5. A wonderful lesson can be learned from the conclusion of the portion of Chumash of Thursday, which states: “all the souls of the house of Ya’akov that came into Egypt were seventy.” In order for this number to be complete, thereby enabling the house of Ya’akov to enter Egypt, they had to wait for the birth of a Jewish baby girl — Yocheved. It was this baby who, as a midwife in Egypt, “kept the male babies alive,” and thereby ensured the existence of the hosts of the L‑rd — Jewish children. For this G‑d rewarded Yocheved, and made “houses” for her — she bore three children each of whom embodied three different “houses”: the house of priesthood (Aharon), the house of Levi’im (Moshe), and the house of royalty (Miriam, who was the progenitor of the royal houses of David and Moshiach). And all these things eventuated because a baby was born!

Moshiach will come because, while still in exile, we conduct ourselves in the fashion of “Yosef my son is yet alive” — we live in the Torah and Mitzvos, about which we are commanded “you shall live in them.” The Mezritcher Maggid interpreted this verse to mean that a Jew must fulfill Mitzvos in such a way that he brings life into them. For even Tefillin, which contain the name of G‑d many times, are transformed into a “live” Mitzvah only when a Jew dons them. This is what Ya’akov alluded to when he said “Yosef my son is yet alive” — that Yosef made the Torah that he learned with his father “alive.” And to accomplish this, a Jew’s body as well as his soul is needed, to perform the physical act of putting on Tefillin and thus making a complete “live” Mitzvah.

Even though the time for fulfilling Mitzvos begins from Bar Mitzvah, nevertheless, the Torah belongs to a Jew as an inheritance; and he inherits from the moment he is born.

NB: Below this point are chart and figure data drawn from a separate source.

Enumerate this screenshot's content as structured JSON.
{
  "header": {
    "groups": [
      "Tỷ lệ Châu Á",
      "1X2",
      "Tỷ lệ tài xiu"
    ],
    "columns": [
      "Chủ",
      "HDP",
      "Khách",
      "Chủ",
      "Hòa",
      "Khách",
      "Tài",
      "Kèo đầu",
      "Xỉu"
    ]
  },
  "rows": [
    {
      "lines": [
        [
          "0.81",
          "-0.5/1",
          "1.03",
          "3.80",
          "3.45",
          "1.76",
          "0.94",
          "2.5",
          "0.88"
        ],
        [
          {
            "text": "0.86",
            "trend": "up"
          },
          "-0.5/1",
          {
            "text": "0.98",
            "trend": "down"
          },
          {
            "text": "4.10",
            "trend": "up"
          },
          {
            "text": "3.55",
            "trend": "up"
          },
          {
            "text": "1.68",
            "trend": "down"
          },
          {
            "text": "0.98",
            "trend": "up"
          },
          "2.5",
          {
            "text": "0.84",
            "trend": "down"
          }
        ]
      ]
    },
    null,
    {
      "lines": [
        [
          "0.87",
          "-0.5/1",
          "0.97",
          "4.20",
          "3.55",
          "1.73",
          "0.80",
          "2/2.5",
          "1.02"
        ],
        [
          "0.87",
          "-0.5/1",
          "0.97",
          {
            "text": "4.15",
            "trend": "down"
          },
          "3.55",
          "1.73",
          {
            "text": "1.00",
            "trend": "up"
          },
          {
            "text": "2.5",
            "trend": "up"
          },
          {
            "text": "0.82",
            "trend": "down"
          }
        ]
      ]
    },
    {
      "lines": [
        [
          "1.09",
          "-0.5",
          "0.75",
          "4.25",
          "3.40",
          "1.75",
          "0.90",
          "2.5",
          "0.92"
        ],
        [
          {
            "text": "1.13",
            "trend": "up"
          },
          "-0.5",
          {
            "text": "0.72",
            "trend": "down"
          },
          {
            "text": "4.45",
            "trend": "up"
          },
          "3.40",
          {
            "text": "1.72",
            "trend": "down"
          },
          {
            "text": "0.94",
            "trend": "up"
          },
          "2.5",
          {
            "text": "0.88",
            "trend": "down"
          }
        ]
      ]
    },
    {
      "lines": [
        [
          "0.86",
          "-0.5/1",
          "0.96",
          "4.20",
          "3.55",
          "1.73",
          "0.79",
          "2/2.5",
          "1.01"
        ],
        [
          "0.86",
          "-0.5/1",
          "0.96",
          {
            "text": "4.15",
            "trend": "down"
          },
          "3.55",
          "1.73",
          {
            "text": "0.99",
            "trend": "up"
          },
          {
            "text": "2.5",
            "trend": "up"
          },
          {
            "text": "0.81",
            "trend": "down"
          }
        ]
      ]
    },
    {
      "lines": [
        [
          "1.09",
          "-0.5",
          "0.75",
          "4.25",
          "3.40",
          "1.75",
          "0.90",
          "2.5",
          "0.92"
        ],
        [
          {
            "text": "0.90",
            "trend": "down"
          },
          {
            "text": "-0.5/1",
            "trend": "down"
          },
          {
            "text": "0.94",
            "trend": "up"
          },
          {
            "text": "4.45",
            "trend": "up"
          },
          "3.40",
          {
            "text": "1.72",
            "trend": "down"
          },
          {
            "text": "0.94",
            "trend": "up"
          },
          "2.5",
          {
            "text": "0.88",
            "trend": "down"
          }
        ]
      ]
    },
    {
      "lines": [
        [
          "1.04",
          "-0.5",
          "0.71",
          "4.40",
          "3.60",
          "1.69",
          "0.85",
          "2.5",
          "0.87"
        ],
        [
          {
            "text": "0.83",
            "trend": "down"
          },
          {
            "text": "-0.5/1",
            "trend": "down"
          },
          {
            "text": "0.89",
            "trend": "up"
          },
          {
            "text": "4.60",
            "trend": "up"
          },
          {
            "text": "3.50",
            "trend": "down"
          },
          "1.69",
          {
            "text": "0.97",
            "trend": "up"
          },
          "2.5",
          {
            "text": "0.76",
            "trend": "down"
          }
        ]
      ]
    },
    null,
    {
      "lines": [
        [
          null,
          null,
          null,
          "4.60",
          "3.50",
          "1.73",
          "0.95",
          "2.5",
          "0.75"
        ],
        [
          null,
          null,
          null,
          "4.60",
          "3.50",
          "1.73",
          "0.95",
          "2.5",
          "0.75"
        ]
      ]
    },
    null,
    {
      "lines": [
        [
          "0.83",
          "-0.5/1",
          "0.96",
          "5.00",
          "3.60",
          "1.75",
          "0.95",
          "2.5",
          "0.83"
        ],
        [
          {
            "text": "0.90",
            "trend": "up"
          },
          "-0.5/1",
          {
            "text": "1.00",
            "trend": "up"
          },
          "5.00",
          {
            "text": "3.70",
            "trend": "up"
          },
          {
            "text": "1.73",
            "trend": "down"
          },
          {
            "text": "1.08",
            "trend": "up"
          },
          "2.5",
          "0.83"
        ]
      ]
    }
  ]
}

And when all the necessary souls have been brought to this earth, Moshiach will come and take all of us, “with our youth and with our elders, with our sons and our daughters,” including the newest born babe, to our Holy Land. And as in the redemption of Egypt, we will “empty the land” — we will take with us all the spiritual treasures possible that we have garnered.

In practical terms, the lessons from Zos Chanukah, Wednesday, and the portion of Chanukah of the day and week, teach us that even in the darkest time of exile, the Torah provides us with all our needs; and we need only use them for the right purposes. A Jew must know that all Jews are called by the name “Yosef,” and his conduct must be as his was. A Jew does not go into exile to elevate the G‑dly soul, but to elevate the body and animal soul, And to achieve the exodus from exile of all Jews, one must endeavor to influence another Jew to keep the Torah, beginning with the Mitzvah of Chanukah.

The above comes to fruition when the earth has been “subdued” through the Mitzvah of “be fruitful and multiply and fill the earth.” And then our righteous Moshiach will come now, in the true and complete redemption.